Evolutionary-Functional Genomics Group, L'Amphipole UNIL-Sorge, Swiss Institute of Bioinformatics, Lausanne 1015, Switzerland.
Gigascience. 2022 Feb 25;11. doi: 10.1093/gigascience/giac006.
Ambitious initiatives to coordinate genome sequencing of Earth's biodiversity mean that the accumulation of genomic data is growing rapidly. In addition to cataloguing biodiversity, these data provide the basis for understanding biological function and evolution. Accurate and complete genome assemblies offer a comprehensive and reliable foundation upon which to advance our understanding of organismal biology at genetic, species, and ecosystem levels. However, ever-changing sequencing technologies and analysis methods mean that available data are often heterogeneous in quality. To guide forthcoming genome generation efforts and promote efficient prioritization of resources, it is thus essential to define and monitor taxonomic coverage and quality of the data.

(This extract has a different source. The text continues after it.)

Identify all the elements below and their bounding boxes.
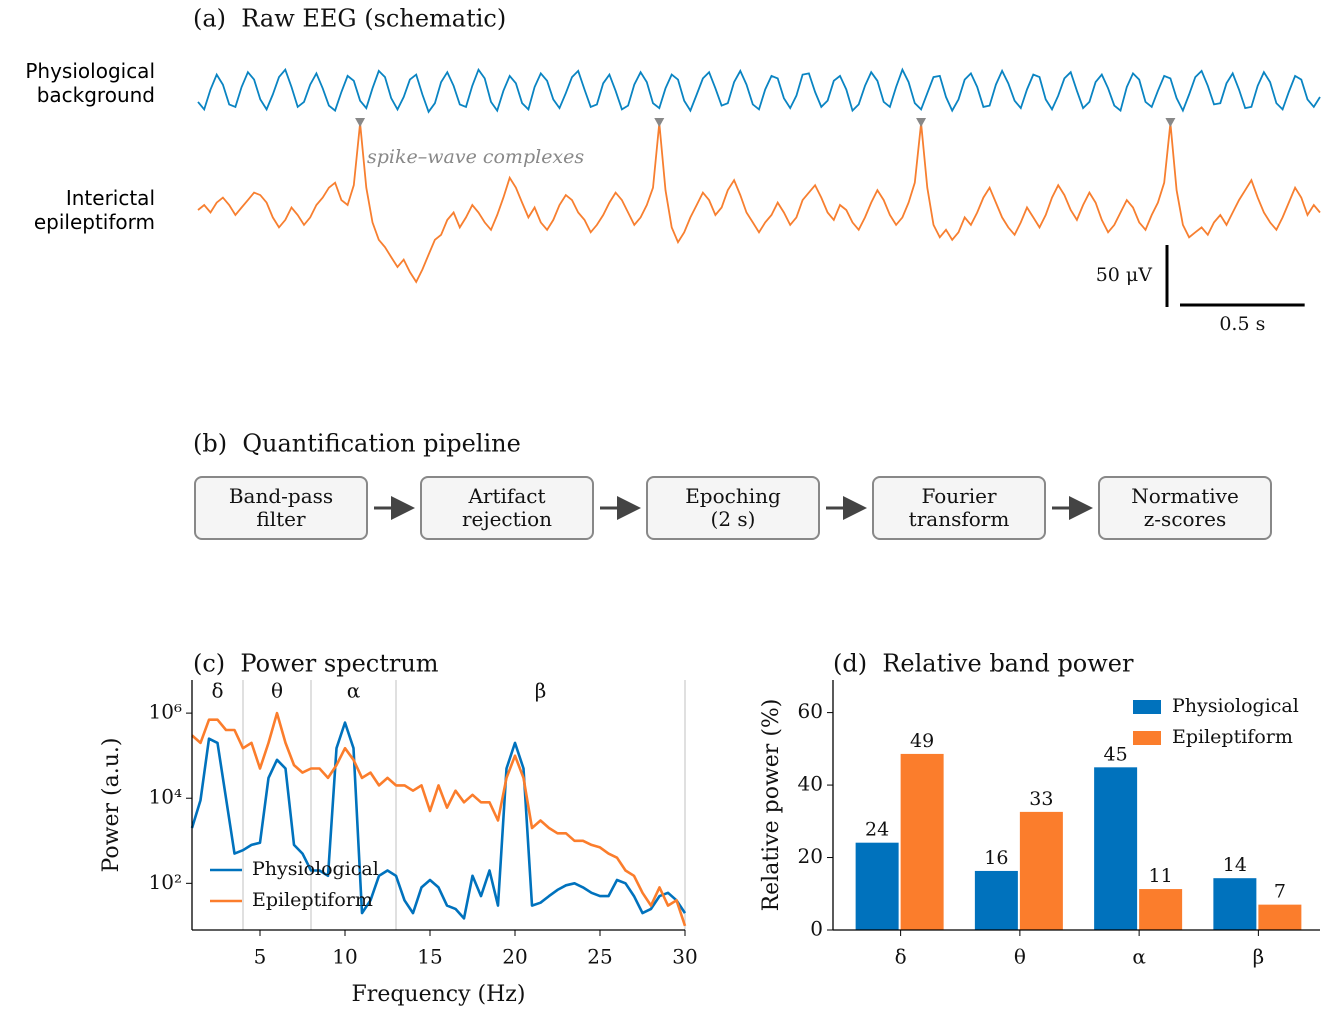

Here we present an automated analysis workflow that surveys genome assemblies from the United States NCBI, assesses their completeness using the relevant BUSCO datasets, and collates the results into an interactively browsable resource. We apply our workflow to produce a community resource of available assemblies from the phylum Arthropoda, the Arthropoda Assembly Assessment Catalogue. Using this resource, we survey current taxonomic coverage and assembly quality at the NCBI, examine how key assembly metrics relate to gene content completeness, and compare results from using different BUSCO lineage datasets.
These results demonstrate how the workflow can be used to build a community resource that enables large-scale assessments to survey species coverage and data quality of available genome assemblies, and to guide prioritizations for ongoing and future sampling, sequencing, and genome generation initiatives.
协调地球生物多样性基因组测序的雄心勃勃的举措意味着基因组数据的积累正在迅速增长。除了编目生物多样性外,这些数据还为理解生物功能和进化提供了基础。准确和完整的基因组组装为在遗传、物种和生态系统水平上推进我们对生物个体生物学的理解提供了全面而可靠的基础。然而,不断变化的测序技术和分析方法意味着可用数据的质量往往存在异质性。为了指导即将进行的基因组生成工作并促进资源的有效优先排序,因此必须定义和监测数据的分类覆盖范围和质量。
在这里,我们提出了一种自动化分析工作流程,该流程调查了美国 NCBI 的基因组组装,使用相关的 BUSCO 数据集评估其完整性,并将结果整理到一个可交互浏览的资源中。我们应用我们的工作流程来生成门节肢动物门的可用组装的社区资源,即节肢动物组装评估目录。使用这个资源,我们调查了 NCBI 目前的分类覆盖范围和组装质量,研究了关键组装指标与基因内容完整性的关系,并比较了使用不同 BUSCO 谱系数据集的结果。
这些结果表明,该工作流程如何用于构建一个社区资源,从而能够进行大规模评估,以调查可用基因组组装的物种覆盖范围和数据质量,并指导正在进行和未来的采样、测序和基因组生成计划的优先排序。